I Like to Read Poems (A Double Sonnet)

I like to read poems that hurt like I hurt,
that swell in my throat like sugar, and cut
my tongue like rosehips (red, bitter, and curt),
like black tea carves new landscapes in the mouth.
Poems that don’t fake it, and don’t have to. They
can take it, being chewed up like gristle,
and sometimes you have to put them away
or swallow whole. Standoffish ones, bristle
and glare, part bear, part ice, loping across
a bridge crumbling under their weight, and fate
alone says if the bridge falls or they pass
thru. A brute squad poem, grotesque at the gate,
but gentle as giants, hungry as joys.
I know I can trust these words without choice.
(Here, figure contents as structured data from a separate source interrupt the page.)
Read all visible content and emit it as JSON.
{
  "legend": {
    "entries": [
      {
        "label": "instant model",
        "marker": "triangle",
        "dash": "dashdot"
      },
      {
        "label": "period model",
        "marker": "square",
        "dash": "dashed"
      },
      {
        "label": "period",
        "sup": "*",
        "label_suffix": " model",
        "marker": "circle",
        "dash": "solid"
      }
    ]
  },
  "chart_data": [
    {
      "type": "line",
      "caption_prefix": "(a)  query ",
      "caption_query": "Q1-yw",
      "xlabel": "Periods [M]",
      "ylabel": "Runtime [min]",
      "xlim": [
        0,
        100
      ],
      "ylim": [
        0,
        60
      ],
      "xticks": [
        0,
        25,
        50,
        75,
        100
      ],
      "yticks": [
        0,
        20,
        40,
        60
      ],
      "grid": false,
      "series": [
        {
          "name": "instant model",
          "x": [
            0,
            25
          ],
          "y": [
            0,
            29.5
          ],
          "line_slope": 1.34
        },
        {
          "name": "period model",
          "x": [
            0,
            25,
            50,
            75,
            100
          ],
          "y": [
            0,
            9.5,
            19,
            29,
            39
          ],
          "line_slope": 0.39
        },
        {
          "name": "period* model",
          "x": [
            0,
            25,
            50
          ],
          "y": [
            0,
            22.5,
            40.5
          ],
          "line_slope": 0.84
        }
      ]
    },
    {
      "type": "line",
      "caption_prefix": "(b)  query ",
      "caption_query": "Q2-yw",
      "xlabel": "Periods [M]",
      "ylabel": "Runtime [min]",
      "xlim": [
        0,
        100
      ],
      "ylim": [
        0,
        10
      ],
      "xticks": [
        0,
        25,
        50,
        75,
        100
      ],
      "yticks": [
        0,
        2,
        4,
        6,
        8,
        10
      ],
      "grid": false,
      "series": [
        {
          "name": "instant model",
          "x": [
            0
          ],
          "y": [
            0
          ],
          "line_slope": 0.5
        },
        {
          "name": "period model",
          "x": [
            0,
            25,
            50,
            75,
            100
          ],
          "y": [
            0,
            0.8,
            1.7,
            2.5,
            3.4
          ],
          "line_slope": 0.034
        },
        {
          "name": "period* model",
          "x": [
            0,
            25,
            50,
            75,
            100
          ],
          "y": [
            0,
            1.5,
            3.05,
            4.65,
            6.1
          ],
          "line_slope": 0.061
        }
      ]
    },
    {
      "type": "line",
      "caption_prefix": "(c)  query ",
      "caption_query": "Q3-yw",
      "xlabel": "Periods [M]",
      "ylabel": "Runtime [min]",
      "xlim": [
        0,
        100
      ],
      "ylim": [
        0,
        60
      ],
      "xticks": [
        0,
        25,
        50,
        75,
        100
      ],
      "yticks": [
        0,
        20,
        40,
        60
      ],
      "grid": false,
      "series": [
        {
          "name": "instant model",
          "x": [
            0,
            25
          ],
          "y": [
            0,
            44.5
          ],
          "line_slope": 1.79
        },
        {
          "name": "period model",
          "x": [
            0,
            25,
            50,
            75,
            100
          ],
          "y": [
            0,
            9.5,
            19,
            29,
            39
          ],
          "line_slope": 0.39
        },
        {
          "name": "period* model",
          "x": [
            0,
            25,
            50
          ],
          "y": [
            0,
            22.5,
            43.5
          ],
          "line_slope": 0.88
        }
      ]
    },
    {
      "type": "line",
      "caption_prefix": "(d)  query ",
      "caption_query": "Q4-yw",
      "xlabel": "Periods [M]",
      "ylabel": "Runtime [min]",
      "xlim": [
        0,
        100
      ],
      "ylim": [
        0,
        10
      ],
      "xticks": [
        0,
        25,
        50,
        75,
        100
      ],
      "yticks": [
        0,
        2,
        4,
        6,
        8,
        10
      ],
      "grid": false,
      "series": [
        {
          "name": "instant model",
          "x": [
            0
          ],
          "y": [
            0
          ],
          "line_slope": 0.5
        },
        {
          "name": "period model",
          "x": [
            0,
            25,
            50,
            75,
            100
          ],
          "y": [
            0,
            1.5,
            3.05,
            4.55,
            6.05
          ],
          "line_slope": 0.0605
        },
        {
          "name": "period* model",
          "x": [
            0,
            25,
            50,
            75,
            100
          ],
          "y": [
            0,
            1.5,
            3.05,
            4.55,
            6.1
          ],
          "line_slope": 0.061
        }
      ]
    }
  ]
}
These are the poems picked last in gym, that swim
six inches below the water’s surface.
They slip into my mind like a church hymn,
into my veins like those hypodermics,
with a punch and clench, a spurt and a draw.
They don’t need me to feel sorry for them,
they’re way past that. They’re confident and raw-
boned, monstrosities of difference and numb
to judgment, straddling the lovely worlds
made lovelier with them in it, who don’t fit,
who’ve been broken and reglued, and whose words
are lacquer, the spit and stick, the gold slip
holding things together, brassy and shy.
Oh, just bite me, I snarl, while reading, and cry.

2 responses to “I Like to Read Poems (A Double Sonnet)

  1. I like to be challenged by poems and to have my imagination inspired by them. Like to connect with the poem’s typist. Get get all these things which reading your work.